With the new class SparkTrials, you can tell Hyperopt to distribute a tuning job across a Spark cluster. Initially developed within Databricks, this API has now been contributed to Hyperopt.

Hyperparameter tuning and model selection often involve training hundreds or thousands of models. SparkTrials runs batches of these training tasks in parallel, one on each Spark executor, allowing massive scale-out for tuning. To use SparkTrials with Hyperopt, simply pass the SparkTrials object to Hyperopt’s fmin() function:

import hyperopt

best_hyperparameters = hyperopt.fmin(
  fn = training_function,
  space = search_space,
  algo = hyperopt.tpe,
  max_evals = 64,
  trials = hyperopt.SparkTrials())

Under the hood, fmin() will generate new hyperparameter settings to test and pass them to SparkTrials, which runs these tasks asynchronously on a cluster as follows:

These new results are used by Hyperopt to compute better hyperparameter settings for future tasks.
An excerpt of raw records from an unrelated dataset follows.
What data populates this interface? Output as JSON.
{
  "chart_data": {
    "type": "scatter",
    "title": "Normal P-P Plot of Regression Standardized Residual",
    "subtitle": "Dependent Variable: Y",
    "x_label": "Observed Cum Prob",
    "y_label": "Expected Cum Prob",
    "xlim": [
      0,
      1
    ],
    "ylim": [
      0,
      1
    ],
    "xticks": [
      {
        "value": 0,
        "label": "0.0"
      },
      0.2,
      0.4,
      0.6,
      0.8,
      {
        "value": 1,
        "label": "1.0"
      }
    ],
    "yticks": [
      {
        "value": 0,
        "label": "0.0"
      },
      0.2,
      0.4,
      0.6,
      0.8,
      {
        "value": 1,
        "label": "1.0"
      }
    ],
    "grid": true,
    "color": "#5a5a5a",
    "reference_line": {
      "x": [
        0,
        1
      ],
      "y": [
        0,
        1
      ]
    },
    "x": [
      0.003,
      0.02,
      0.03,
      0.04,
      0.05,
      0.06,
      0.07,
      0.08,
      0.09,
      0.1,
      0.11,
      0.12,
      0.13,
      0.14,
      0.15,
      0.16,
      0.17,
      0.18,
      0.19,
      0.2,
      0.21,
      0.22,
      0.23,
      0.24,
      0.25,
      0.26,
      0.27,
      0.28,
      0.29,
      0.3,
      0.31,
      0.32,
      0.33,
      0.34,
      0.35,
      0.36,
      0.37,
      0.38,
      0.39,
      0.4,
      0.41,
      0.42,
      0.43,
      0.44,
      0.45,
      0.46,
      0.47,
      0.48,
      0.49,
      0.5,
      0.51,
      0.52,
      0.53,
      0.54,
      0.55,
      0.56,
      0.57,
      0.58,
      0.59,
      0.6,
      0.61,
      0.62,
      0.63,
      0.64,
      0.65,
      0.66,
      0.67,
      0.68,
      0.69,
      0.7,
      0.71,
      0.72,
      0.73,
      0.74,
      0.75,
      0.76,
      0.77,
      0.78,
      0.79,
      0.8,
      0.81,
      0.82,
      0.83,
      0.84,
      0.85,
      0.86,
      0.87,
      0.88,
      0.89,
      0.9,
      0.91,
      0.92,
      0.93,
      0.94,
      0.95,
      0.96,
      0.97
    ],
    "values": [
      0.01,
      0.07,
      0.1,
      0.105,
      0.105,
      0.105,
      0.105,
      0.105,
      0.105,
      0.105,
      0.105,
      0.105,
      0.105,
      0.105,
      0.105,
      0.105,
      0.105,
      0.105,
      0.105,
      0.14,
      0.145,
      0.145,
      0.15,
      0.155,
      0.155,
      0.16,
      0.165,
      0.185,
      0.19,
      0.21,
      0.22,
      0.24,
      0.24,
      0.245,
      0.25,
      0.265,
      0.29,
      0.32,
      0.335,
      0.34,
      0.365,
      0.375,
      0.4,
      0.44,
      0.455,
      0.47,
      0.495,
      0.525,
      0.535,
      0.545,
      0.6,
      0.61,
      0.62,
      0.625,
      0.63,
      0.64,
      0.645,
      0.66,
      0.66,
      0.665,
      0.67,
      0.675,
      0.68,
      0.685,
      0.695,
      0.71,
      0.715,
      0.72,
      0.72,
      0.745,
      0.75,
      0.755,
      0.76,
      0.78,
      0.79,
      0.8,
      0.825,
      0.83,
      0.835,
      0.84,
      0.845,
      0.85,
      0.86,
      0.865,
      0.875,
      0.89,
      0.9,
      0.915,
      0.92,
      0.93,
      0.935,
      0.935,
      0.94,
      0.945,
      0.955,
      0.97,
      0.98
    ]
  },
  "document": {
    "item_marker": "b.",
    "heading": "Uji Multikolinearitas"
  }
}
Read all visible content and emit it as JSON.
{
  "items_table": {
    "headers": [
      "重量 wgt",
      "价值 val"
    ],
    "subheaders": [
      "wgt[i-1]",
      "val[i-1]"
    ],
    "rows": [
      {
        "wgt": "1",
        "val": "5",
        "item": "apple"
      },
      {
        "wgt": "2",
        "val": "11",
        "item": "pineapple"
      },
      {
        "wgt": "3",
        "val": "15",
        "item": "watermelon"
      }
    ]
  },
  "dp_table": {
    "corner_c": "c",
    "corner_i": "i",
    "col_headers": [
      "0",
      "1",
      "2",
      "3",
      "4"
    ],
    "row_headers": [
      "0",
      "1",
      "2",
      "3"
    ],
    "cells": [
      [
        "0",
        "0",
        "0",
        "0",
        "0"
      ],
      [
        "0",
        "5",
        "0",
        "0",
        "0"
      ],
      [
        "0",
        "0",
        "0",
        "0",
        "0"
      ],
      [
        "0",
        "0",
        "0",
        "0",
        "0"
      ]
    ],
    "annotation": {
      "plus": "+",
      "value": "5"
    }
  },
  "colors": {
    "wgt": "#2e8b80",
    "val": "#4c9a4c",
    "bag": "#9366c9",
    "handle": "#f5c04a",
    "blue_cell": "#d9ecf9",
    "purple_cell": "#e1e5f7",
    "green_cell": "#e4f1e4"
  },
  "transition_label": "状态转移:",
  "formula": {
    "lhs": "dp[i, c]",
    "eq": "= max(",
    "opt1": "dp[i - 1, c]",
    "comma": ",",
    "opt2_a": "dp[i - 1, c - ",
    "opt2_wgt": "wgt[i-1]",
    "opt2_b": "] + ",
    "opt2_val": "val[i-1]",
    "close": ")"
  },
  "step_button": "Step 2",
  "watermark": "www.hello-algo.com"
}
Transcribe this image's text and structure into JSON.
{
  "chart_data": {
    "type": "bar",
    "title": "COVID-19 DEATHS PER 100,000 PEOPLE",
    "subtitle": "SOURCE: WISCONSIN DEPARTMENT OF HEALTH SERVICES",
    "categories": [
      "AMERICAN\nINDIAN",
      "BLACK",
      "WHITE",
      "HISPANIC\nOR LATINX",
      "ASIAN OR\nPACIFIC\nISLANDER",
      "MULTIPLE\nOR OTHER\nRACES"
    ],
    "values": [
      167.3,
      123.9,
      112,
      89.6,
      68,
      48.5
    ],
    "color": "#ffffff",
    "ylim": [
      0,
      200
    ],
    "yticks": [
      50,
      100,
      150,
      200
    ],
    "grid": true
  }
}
Since SparkTrials fits and evaluates each model on one Spark worker, it is limited to tuning single-machine ML models and workflows, such as scikit-learn or single-machine TensorFlow. For distributed ML algorithms such as Apache Spark MLlib or Horovod, you can use Hyperopt’s default Trials class.

Using SparkTrials in practice

SparkTrials takes 2 key parameters: parallelism (Maximum number of parallel trials to run, defaulting to the number of Spark executors) and timeout (Maximum time in seconds which fmin is allowed to take, defaulting to None). Timeout provides a budgeting mechanism, allowing a cap on how long tuning can take.

The parallelism parameter can be set in conjunction with the max_evals parameter in fmin(). Hyperopt will test max_evals total settings for your hyperparameters, in batches of size parallelism. If parallelism = max_evals, then Hyperopt will do Random Search: it will select all hyperparameter settings to test independently and then evaluate them in parallel. If parallelism = 1, then Hyperopt can make full use of adaptive algorithms like Tree of Parzen Estimators (TPE) which iteratively explore the hyperparameter space: each new hyperparameter setting tested will be chosen based on previous results. Setting parallelism in between 1 and max_evals allows you to trade off scalability (getting results faster) and adaptiveness (sometimes getting better models).